Classic dicamba injury results in a halo of extreme chlorosis on severly cupped leaves
While it is the case that from a physiological perspective all synthetic auxin herbicides likely work in a similar way to kill plants, the exact means by which they kill is not well understood, and likely varies somewhat from species to species. There is some variability in the extent to which various auxin herbicides effect the different chemical/hormonal pathways within the plant. This is why while symptoms from injury by these various herbicides may vary somewhat, ultimately they result in broadly the same outcome. This does not mean however that understanding these symptomatic differences holds no importance.

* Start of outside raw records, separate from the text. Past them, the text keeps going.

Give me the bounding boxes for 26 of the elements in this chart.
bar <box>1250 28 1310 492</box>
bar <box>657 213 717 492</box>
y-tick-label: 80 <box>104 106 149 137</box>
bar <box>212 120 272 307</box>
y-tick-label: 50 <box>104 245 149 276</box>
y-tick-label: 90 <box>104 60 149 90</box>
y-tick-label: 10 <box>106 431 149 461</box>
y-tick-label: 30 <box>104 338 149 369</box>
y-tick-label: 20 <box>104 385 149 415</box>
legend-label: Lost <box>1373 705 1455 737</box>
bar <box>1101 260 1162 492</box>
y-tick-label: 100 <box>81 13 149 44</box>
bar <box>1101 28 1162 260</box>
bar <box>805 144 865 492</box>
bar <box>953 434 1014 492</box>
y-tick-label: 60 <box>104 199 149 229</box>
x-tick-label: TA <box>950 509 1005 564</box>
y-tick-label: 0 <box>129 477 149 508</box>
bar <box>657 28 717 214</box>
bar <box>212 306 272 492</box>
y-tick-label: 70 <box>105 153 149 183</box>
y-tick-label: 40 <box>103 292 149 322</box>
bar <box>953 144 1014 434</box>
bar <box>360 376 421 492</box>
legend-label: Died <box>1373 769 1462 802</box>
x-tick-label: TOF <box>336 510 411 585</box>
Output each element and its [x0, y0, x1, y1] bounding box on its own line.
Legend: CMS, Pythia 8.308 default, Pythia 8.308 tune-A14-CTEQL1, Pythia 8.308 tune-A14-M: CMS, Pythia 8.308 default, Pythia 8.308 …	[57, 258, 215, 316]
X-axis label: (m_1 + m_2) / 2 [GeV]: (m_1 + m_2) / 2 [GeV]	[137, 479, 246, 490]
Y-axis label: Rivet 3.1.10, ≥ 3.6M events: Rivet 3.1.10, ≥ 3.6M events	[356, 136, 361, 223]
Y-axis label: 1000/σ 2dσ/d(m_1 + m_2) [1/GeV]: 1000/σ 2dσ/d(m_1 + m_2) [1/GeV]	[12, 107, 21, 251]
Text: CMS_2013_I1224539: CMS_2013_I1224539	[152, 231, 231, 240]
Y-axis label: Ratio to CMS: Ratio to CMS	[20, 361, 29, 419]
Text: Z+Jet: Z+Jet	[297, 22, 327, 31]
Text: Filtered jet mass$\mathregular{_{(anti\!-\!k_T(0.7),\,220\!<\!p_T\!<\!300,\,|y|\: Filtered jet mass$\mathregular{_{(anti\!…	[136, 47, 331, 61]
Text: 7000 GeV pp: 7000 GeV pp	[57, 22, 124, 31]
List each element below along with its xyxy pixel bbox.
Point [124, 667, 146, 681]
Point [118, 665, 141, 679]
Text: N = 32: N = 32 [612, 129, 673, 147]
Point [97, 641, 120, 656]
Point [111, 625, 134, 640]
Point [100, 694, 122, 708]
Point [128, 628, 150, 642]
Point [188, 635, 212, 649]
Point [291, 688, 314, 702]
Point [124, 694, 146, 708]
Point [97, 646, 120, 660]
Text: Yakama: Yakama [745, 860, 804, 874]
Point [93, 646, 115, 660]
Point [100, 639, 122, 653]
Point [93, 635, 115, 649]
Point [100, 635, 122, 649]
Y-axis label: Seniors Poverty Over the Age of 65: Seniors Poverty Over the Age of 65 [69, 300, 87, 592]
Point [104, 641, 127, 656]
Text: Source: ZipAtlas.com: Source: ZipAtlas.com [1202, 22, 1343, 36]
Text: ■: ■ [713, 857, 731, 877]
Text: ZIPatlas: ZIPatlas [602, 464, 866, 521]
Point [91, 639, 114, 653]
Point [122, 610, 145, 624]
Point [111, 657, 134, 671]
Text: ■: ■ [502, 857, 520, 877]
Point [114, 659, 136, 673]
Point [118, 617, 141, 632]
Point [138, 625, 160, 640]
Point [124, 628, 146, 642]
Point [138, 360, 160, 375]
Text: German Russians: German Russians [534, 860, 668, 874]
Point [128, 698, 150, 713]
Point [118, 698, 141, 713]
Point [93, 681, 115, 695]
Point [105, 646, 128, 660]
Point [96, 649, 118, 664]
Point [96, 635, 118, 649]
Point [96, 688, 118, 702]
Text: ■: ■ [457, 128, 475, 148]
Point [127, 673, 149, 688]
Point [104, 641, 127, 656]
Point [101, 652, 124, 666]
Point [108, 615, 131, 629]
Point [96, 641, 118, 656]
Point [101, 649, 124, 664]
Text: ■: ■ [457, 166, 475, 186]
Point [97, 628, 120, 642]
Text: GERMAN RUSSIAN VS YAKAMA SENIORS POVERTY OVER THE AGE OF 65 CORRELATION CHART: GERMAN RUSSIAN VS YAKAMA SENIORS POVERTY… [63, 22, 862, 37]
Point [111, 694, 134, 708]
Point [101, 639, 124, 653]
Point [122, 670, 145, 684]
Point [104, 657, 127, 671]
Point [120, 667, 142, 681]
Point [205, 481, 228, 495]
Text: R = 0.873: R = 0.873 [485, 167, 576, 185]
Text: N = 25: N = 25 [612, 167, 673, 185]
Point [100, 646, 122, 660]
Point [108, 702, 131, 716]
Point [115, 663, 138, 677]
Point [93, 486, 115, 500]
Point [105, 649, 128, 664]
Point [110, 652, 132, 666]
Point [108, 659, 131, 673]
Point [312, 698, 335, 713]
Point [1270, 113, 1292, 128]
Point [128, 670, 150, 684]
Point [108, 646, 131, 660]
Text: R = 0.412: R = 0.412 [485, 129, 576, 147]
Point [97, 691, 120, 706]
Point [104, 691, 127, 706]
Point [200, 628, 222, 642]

Being able to recognize the difference in visual symptoms of various synthetic auxin herbicides is a valuable tool in knowing which herbicide is responsible for an observed injury. If you need to have your vines tested for exposure to a synthetic auxin, knowing which family(ies) are the most likely culprit(s) will help in choosing a laboratory for testing and in choosing which tests to order. UC Davis has an extensive online gallery of herbicide injury.